Editorial du « Monde ». Un an après avoir appelé, avec d’autres chefs d’Etat, à « déployer un paquet massif de mesures de soutien » d’au moins 100 milliards de dollars (plus de 82 milliards d’euros) pour aider l’Afrique à sortir de la crise liée au Covid-19, Emmanuel Macron reçoit, mardi 18 mai, à Paris, une vingtaine de chefs d’Etat africains pour un sommet consacré à la relance économique du continent.
Il était temps. En 2020, l’Afrique, même si elle a été relativement épargnée par le Covid, a enregistré sa première récession depuis un quart de siècle, et trente millions de ses habitants sont tombés dans l’extrême pauvreté. Plusieurs pays surendettés sont au bord du défaut de paiement, comme le Tchad et l’Ethiopie, et ne peuvent plus faire face à la crise sans aide extérieure.
Après avoir plaidé pour une annulation de la dette en avril 2020, le président français n’y est plus favorable. « Nous ne pouvons pas faire avec les recettes d’hier », a expliqué, fin avril, Emmanuel Macron, qui a appelé à un « new deal » dans le financement des économies africaines, autrement dit un effort exceptionnel et un accent mis sur les investissements dans le secteur privé.
Une annulation de la dette par le Club de Paris, instance présidée par la France et qui regroupe les principaux pays créanciers occidentaux, n’aurait quasiment aucun effet. Au cours des dernières années, la Chine – qui n’en fait pas partie – et les investisseurs privés sont devenus les premiers créanciers en Afrique, éclipsant le vieux club des pays prêteurs.
L’annulation de la dette ne peut d’ailleurs pas résoudre à elle seule les problèmes de développement de l’Afrique. Après les vastes allégements consentis dans le cadre de l’initiative Pays pauvres très endettés (PPTE), en 2006, les pays africains se sont mis à réemprunter massivement, à tel point que leur dette a triplé au cours des treize années suivantes.
Faire bouger les lignes
Sans un développement qui passe par la lutte pour une gouvernance transparente, une meilleure intégration aux chaînes de valeur mondiales, de meilleures infrastructures, l’Afrique restera sous perfusion financière des pays riches, de la Chine et des créanciers privés. Or une dépendance trop importante affaiblit la souveraineté des Etats africains.
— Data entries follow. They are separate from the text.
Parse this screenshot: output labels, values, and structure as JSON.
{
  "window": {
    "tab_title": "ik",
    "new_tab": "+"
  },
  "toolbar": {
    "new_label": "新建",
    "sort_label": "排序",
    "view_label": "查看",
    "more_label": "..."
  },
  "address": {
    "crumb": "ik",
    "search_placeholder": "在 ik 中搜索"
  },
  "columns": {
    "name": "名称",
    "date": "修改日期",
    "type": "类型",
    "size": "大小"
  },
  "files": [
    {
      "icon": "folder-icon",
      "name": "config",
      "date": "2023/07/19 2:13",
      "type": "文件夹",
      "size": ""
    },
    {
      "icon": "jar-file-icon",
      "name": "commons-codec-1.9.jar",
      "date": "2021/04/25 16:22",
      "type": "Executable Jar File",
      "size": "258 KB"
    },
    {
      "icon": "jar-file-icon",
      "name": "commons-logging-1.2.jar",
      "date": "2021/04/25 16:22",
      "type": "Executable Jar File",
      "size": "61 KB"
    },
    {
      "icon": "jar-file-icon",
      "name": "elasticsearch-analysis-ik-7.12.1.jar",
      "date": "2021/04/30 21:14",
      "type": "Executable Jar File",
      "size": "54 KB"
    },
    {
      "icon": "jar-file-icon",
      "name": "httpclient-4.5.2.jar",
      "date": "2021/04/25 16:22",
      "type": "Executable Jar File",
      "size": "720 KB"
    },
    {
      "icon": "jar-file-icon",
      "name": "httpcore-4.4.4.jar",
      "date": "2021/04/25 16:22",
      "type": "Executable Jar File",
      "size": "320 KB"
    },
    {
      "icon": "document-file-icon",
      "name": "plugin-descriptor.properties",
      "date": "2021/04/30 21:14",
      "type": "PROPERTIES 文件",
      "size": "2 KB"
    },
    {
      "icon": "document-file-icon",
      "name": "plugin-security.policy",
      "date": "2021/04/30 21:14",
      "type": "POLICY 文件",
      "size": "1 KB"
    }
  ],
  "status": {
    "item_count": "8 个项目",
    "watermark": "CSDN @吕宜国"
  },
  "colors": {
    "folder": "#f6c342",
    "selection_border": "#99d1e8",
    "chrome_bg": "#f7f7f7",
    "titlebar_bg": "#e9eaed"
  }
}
Le choc subi par le continent africain du fait de la pandémie oblige à faire bouger les lignes. La suspension du service de la dette annoncée en avril par le G20 a permis un répit aux pays à bas revenus. Pékin, absent des mécanismes de restructuration de la dette jusqu’à présent, participera au nouveau mécanisme multilatéral mis en œuvre à partir de la fin de 2021. Mais les négociations risquent de traîner en longueur, alors que la crise consécutive au Covid-19 prend à la gorge de nombreux pays.
Face à ce nouveau défi pour l’Afrique, une aide financière massive est nécessaire, aussi bien en matière d’aide publique (qui a baissé de 1 % en 2020) que de soutien au secteur privé et aux Etats. Les pays riches, qui ont injecté près de 16 000 milliards de dollars dans leurs économies depuis le début de la crise, doivent étendre aux Etats les plus pauvres les largesses vitales qu’ils s’octroient.
La leçon que donne le Covid sur le plan sanitaire – pas de salut sans solidarité internationale – vaut dans les autres domaines : les chemins du développement, de la lutte contre la pauvreté et les catastrophes liées au dérèglement climatique passent par une mobilisation planétaire pour sortir l’Afrique du piège de la dépendance. Et par une mobilisation des sociétés africaines contre la corruption et la mal-gouvernance.